Brenda checked her watch. Four minutes. The scientists had double and triple-checked themselves about the time and location of impact. Four minutes before nothing will matter. Four minutes until the most significant natural disaster in the history of humanity. She stood up from her chair and moved to the balcony’s wall. The sun and wind serenaded her skin. Her hair blew back. She long ago let go of the need for a body razor or scented skin cremes.
"Four minutes, mother fuckers," she screamed. Brenda reminded herself, you’re not in Kansas anymore. The natives speak Spanish. No, Portuguese. Brenda didn't know a word of Portuguese or much Spanish.
“Hey, bendejos, four-o minute-o’s,” Brenda announced with a booming voice. She caught faint whispers of the echo between nearby buildings. A series of gunshots rang out back and forth. Yeah, get your last bullets in, because the bullet from afar will be quieting you all. She eased back into her lounge seat, unwilling to acknowledge her expanding terror.
The experts had confirmed that humanity could survive, at least immediately, far from Ground Zero. People began to rumor that the world’s billionaires had begun a survival community in Northeastern Russia. A CIA informant claimed to have maps and communication intercepts regarding Sibirskiy Zimniy Domik aka The Siberian Winter Lodge. While the details weren't ever made public after the informant's suspicious death, the operative made the case that the elite were planning to ride out the storm and re-establish human development underground.
Brenda waited for the impending sonic boom, the last sound she planned to ever hear. She closed her eyes to the day and ate the last piece of bacon off the small plate. Perfection, she thought. This is the greatest gift humanity could ever receive. She keenly watched at an emerald-colored, small-winged fly seeking rest on the patio table.

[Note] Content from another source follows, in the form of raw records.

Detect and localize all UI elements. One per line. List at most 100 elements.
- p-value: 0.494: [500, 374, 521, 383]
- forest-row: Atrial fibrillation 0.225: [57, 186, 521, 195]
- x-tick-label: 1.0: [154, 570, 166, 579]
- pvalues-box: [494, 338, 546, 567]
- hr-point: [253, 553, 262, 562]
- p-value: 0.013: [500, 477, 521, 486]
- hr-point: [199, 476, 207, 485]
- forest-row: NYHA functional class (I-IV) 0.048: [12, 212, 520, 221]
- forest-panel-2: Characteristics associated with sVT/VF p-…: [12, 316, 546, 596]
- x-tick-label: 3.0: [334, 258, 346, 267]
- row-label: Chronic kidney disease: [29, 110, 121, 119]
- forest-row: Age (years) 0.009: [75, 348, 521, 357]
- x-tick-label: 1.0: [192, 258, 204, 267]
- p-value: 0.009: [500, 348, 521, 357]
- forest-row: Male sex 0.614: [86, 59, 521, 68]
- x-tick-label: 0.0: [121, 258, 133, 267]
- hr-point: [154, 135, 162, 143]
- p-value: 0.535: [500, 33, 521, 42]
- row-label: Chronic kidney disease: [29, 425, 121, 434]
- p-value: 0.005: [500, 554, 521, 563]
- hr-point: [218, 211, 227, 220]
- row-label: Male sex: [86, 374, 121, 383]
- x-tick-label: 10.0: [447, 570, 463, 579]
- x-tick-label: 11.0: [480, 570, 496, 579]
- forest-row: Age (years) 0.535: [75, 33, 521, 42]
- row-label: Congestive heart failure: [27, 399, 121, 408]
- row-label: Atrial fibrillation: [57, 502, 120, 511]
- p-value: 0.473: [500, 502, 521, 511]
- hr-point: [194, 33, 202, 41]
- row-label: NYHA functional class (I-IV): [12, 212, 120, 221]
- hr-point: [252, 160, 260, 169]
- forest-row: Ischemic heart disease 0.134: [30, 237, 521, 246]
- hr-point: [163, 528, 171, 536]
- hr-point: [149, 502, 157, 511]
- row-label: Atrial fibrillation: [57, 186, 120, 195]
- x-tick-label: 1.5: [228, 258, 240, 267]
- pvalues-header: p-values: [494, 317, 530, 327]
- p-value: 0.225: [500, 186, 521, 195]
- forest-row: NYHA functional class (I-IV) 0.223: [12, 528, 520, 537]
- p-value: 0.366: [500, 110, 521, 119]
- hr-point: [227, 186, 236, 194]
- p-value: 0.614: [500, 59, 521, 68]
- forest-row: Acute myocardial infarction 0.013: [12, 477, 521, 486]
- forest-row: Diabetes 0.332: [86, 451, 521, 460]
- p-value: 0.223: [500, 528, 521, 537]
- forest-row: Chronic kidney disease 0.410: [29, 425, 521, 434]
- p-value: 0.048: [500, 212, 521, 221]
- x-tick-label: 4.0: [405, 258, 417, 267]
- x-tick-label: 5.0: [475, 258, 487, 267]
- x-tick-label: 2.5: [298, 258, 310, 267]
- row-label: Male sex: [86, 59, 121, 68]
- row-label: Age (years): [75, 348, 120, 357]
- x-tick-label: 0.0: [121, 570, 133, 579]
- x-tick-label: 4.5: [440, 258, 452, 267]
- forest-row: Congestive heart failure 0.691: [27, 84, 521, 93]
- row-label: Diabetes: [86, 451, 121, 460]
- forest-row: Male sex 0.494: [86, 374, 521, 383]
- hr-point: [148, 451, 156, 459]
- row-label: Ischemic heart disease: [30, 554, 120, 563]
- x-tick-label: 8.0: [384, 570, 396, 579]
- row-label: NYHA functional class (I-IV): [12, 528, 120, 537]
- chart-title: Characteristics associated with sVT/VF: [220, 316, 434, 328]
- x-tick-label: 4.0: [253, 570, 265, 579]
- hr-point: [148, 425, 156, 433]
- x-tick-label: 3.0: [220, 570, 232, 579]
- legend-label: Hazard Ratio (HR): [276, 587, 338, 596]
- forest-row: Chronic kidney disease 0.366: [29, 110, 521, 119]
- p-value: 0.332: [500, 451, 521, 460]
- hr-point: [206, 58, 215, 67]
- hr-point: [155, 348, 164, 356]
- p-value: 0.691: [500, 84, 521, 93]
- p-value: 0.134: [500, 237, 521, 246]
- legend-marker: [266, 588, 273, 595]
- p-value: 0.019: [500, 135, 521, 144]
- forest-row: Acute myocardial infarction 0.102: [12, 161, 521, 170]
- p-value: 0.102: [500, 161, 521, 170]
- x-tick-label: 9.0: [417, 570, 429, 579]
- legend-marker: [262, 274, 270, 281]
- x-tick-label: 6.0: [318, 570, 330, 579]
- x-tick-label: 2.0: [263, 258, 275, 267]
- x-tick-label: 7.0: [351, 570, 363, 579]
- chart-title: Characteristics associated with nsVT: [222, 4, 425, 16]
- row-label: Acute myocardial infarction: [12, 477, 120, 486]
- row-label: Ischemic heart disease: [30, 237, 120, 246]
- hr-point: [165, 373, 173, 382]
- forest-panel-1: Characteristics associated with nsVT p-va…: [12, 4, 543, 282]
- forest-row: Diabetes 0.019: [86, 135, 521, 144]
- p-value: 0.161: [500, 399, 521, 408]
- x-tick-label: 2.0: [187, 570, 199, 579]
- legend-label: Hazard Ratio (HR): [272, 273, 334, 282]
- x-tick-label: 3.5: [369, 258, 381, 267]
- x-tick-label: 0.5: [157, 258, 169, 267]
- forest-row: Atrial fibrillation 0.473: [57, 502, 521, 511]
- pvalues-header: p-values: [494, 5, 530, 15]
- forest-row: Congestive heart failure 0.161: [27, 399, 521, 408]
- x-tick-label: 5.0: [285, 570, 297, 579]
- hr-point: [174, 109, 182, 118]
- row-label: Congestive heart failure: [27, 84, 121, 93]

The Motherfucker slammed into the upper atmosphere, one point nine seconds later than the world's smartest egg heads predicted. A series of satellites and floating debris were instantly pulverized. The acoustic waves tore through the lower atmosphere ahead of the projectile. The ripples wrecked into Olinda decimating every structure in its path within seconds. The asteroid tore through the blue sky at 40,000 mph. Several large rock chunks broke away in the air and crashed upon Europe and Asia. No one remained alive to see the fiery explosion just off the Brazilian coast. The blast could have been seen from the abandoned International Space Station with the naked eye if anyone remained inside. A three-and-a-half-mile impact zone vaporized the city’s history of development. Earth and water burst upwards into the atmosphere. The world officially ended for ninety-seven percent of humanity. Those who made their path into the Siberian underworld spent the remainder of their days fighting with one another until the air went bad from knockoff Chinese filters. The next day, the sun rose to greet a clouded world devoid of blue skies. Decades passed as the debris hung without pause. A new world devoid of humans began under the thick cloudy blanket.